The Maryborough Hospital is exceptional and rare in demonstrating the development of hospital sites in Queensland from the nineteenth century through the twentieth century. The site retains buildings from all periods of its development and many of these buildings are substantially intact.
Centre block, C Block and the 1887 medical superintendent's residence are rare surviving hospital buildings from the nineteenth century. C Block is a rare surviving example of a pavilion planned ward in Queensland, an extensive number of such hospital wards were constructed but few have survived twentieth century development.

The place has potential to yield information that will contribute to an understanding of Queensland's history.

The site is important for its potential to reveal further information about the planning and development of hospitals dating from the nineteenth century.

The place is important in demonstrating the principal characteristics of a particular class of cultural places.

Maryborough Hospital demonstrates the principal characteristics of a Queensland hospital, on a large site on elevated ground away from the town centre. Individual buildings on the site are also able to demonstrate characteristics of hospital buildings, including nineteenth century pavilion ward planning; nurses quarters from the late 1920s and the late 1930s; maternity ward from 1928, several hospital residences and quarters; an ambulance station and morgue.

The place is important because of its aesthetic significance.

The site has aesthetic significance as a prominent Maryborough landmark. Individual buildings on the site have architectural merit as well composed buildings with significant streetscape and landmark qualities, including the remnants of the nineteenth century buildings, the two nurses quarters, ambulance station, former 1929 maternity hospital, single storeyed residence on the corner of Yaralla and Walker Streets and two storeyed residence on Walker Street. Other elements on the site contribute to aesthetic and historical significance of the site including the morgue, duplex on Yaralla Street, dining room, established trees and bed plantings and the bus shelter.

The place has a strong or special association with a particular community or cultural group for social, cultural or spiritual reasons.

The site is important to the Maryborough community as their principal site of public health care for about 110 years.

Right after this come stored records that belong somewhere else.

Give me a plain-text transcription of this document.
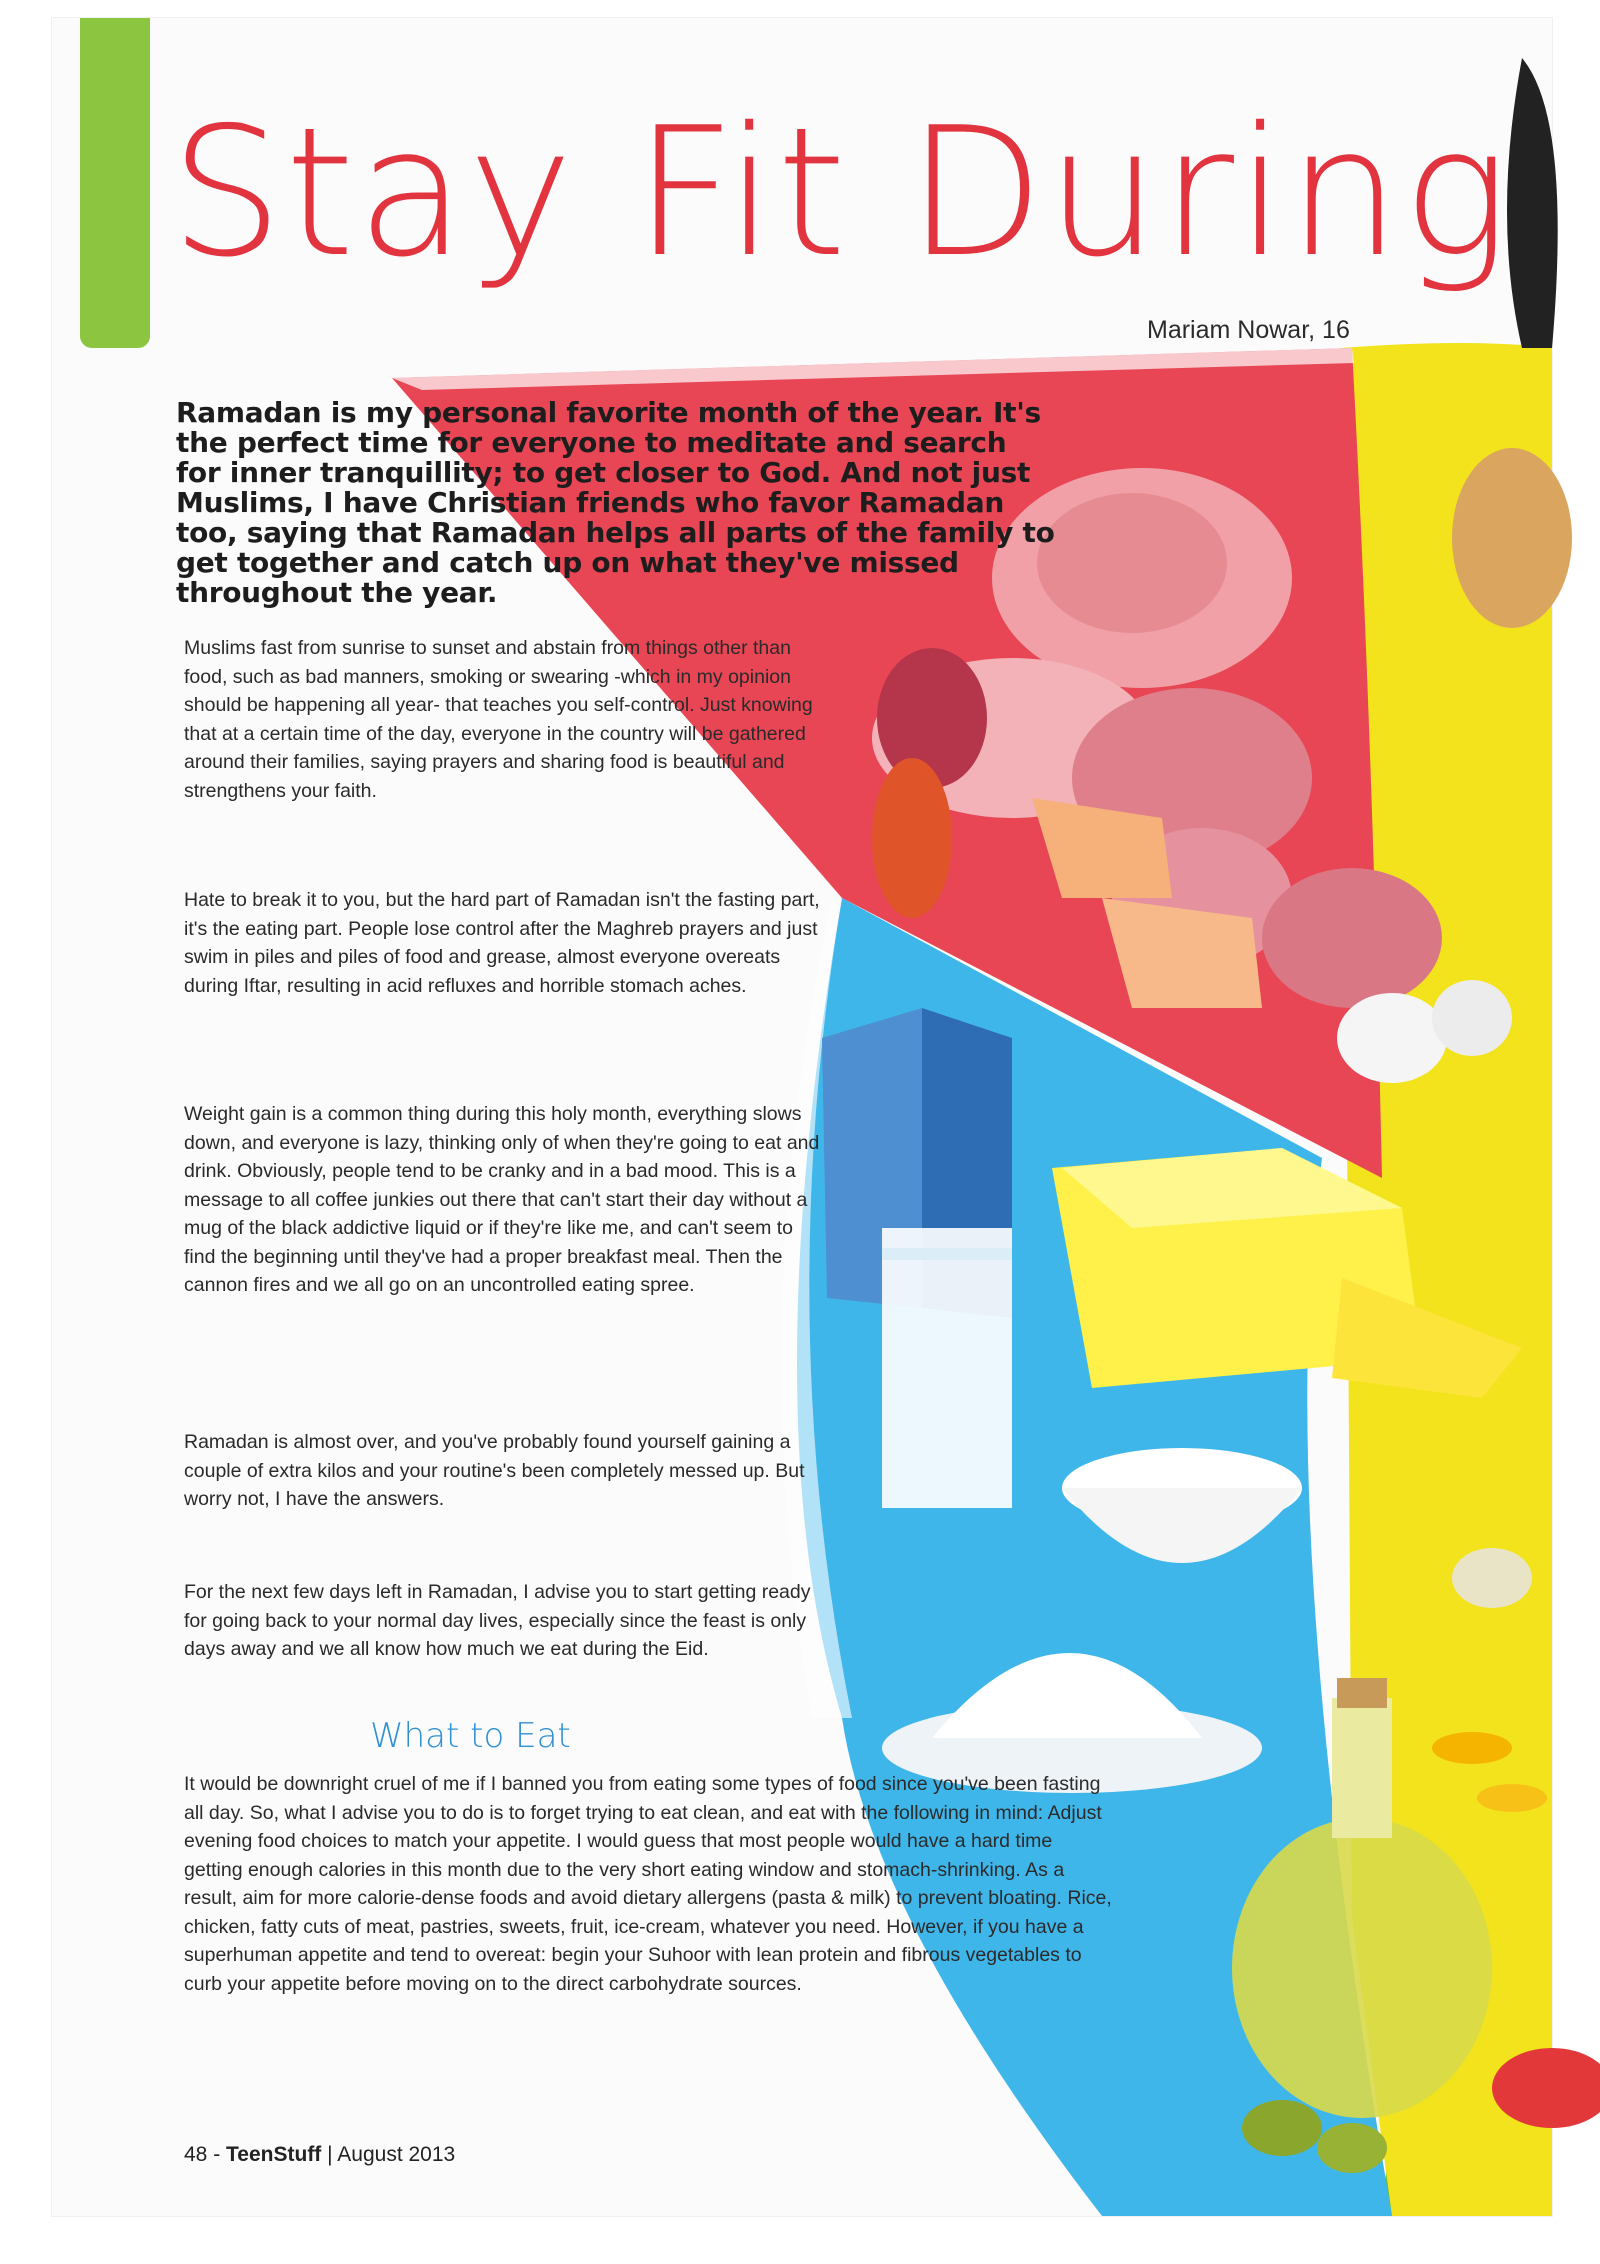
Slice of Life Stay Fit During
Mariam Nowar, 16
Ramadan is my personal favorite month of the year. It's the perfect time for everyone to meditate and search for inner tranquillity; to get closer to God. And not just Muslims, I have Christian friends who favor Ramadan too, saying that Ramadan helps all parts of the family to get together and catch up on what they've missed throughout the year.
Muslims fast from sunrise to sunset and abstain from things other than food, such as bad manners, smoking or swearing -which in my opinion should be happening all year- that teaches you self-control. Just knowing that at a certain time of the day, everyone in the country will be gathered around their families, saying prayers and sharing food is beautiful and strengthens your faith.
Hate to break it to you, but the hard part of Ramadan isn't the fasting part, it's the eating part. People lose control after the Maghreb prayers and just swim in piles and piles of food and grease, almost everyone overeats during Iftar, resulting in acid refluxes and horrible stomach aches.
Weight gain is a common thing during this holy month, everything slows down, and everyone is lazy, thinking only of when they're going to eat and drink. Obviously, people tend to be cranky and in a bad mood. This is a message to all coffee junkies out there that can't start their day without a mug of the black addictive liquid or if they're like me, and can't seem to find the beginning until they've had a proper breakfast meal. Then the cannon fires and we all go on an uncontrolled eating spree.
Ramadan is almost over, and you've probably found yourself gaining a couple of extra kilos and your routine's been completely messed up. But worry not, I have the answers.
For the next few days left in Ramadan, I advise you to start getting ready for going back to your normal day lives, especially since the feast is only days away and we all know how much we eat during the Eid.
What to Eat
It would be downright cruel of me if I banned you from eating some types of food since you've been fasting all day. So, what I advise you to do is to forget trying to eat clean, and eat with the following in mind: Adjust evening food choices to match your appetite. I would guess that most people would have a hard time getting enough calories in this month due to the very short eating window and stomach-shrinking. As a result, aim for more calorie-dense foods and avoid dietary allergens (pasta & milk) to prevent bloating. Rice, chicken, fatty cuts of meat, pastries, sweets, fruit, ice-cream, whatever you need. However, if you have a superhuman appetite and tend to overeat: begin your Suhoor with lean protein and fibrous vegetables to curb your appetite before moving on to the direct carbohydrate sources.
48 - TeenStuff | August 2013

The place has a special association with the life or work of a particular person, group or organisation of importance in Queensland's history.

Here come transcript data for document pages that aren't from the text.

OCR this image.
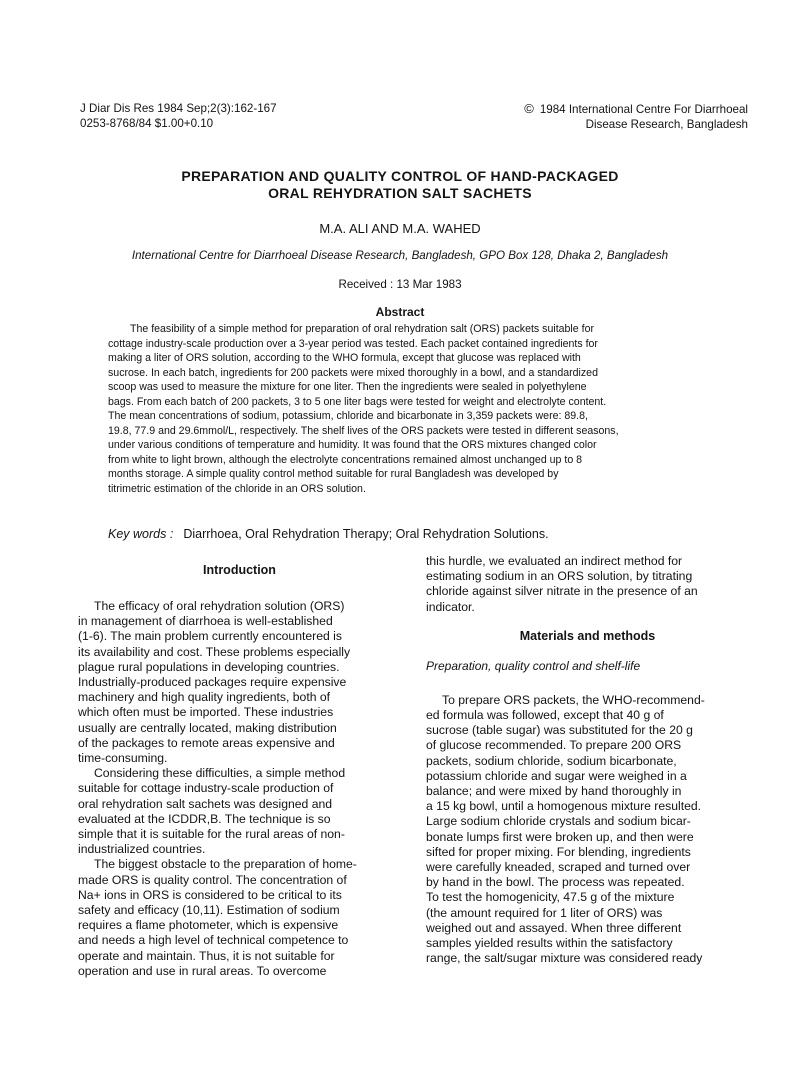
J Diar Dis Res 1984 Sep;2(3):162-167
0253-8768/84 $1.00+0.10
© 1984 International Centre For Diarrhoeal
Disease Research, Bangladesh
PREPARATION AND QUALITY CONTROL OF HAND-PACKAGED
ORAL REHYDRATION SALT SACHETS
M.A. ALI AND M.A. WAHED
International Centre for Diarrhoeal Disease Research, Bangladesh, GPO Box 128, Dhaka 2, Bangladesh
Received : 13 Mar 1983
Abstract
The feasibility of a simple method for preparation of oral rehydration salt (ORS) packets suitable for
cottage industry-scale production over a 3-year period was tested. Each packet contained ingredients for
making a liter of ORS solution, according to the WHO formula, except that glucose was replaced with
sucrose. In each batch, ingredients for 200 packets were mixed thoroughly in a bowl, and a standardized
scoop was used to measure the mixture for one liter. Then the ingredients were sealed in polyethylene
bags. From each batch of 200 packets, 3 to 5 one liter bags were tested for weight and electrolyte content.
The mean concentrations of sodium, potassium, chloride and bicarbonate in 3,359 packets were: 89.8,
19.8, 77.9 and 29.6mmol/L, respectively. The shelf lives of the ORS packets were tested in different seasons,
under various conditions of temperature and humidity. It was found that the ORS mixtures changed color
from white to light brown, although the electrolyte concentrations remained almost unchanged up to 8
months storage. A simple quality control method suitable for rural Bangladesh was developed by
titrimetric estimation of the chloride in an ORS solution.

Key words : Diarrhoea, Oral Rehydration Therapy; Oral Rehydration Solutions.

Introduction

The efficacy of oral rehydration solution (ORS)
in management of diarrhoea is well-established
(1-6). The main problem currently encountered is
its availability and cost. These problems especially
plague rural populations in developing countries.
Industrially-produced packages require expensive
machinery and high quality ingredients, both of
which often must be imported. These industries
usually are centrally located, making distribution
of the packages to remote areas expensive and
time-consuming.

Considering these difficulties, a simple method
suitable for cottage industry-scale production of
oral rehydration salt sachets was designed and
evaluated at the ICDDR,B. The technique is so
simple that it is suitable for the rural areas of non-
industrialized countries.

The biggest obstacle to the preparation of home-
made ORS is quality control. The concentration of
Na+ ions in ORS is considered to be critical to its
safety and efficacy (10,11). Estimation of sodium
requires a flame photometer, which is expensive
and needs a high level of technical competence to
operate and maintain. Thus, it is not suitable for
operation and use in rural areas. To overcome

this hurdle, we evaluated an indirect method for
estimating sodium in an ORS solution, by titrating
chloride against silver nitrate in the presence of an
indicator.

Materials and methods
Preparation, quality control and shelf-life

To prepare ORS packets, the WHO-recommend-
ed formula was followed, except that 40 g of
sucrose (table sugar) was substituted for the 20 g
of glucose recommended. To prepare 200 ORS
packets, sodium chloride, sodium bicarbonate,
potassium chloride and sugar were weighed in a
balance; and were mixed by hand thoroughly in
a 15 kg bowl, until a homogenous mixture resulted.
Large sodium chloride crystals and sodium bicar-
bonate lumps first were broken up, and then were
sifted for proper mixing. For blending, ingredients
were carefully kneaded, scraped and turned over
by hand in the bowl. The process was repeated.
To test the homogenicity, 47.5 g of the mixture
(the amount required for 1 liter of ORS) was
weighed out and assayed. When three different
samples yielded results within the satisfactory
range, the salt/sugar mixture was considered ready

The site is associated with many early prominent Maryborough citizens who were instrumental in establishing the site and with architects John James Clark and POE Hawkes who designed many of the buildings.

==Notable people==
- Ellen Barron: head nurse, General Hospital, 1902–1904; matron, Lady Musgrave Hospital, 1906–1908.
- Barbara Carson who led the Royal Australian Nursing Federation (Victorian Branch) to their first strike in 1985 worked here.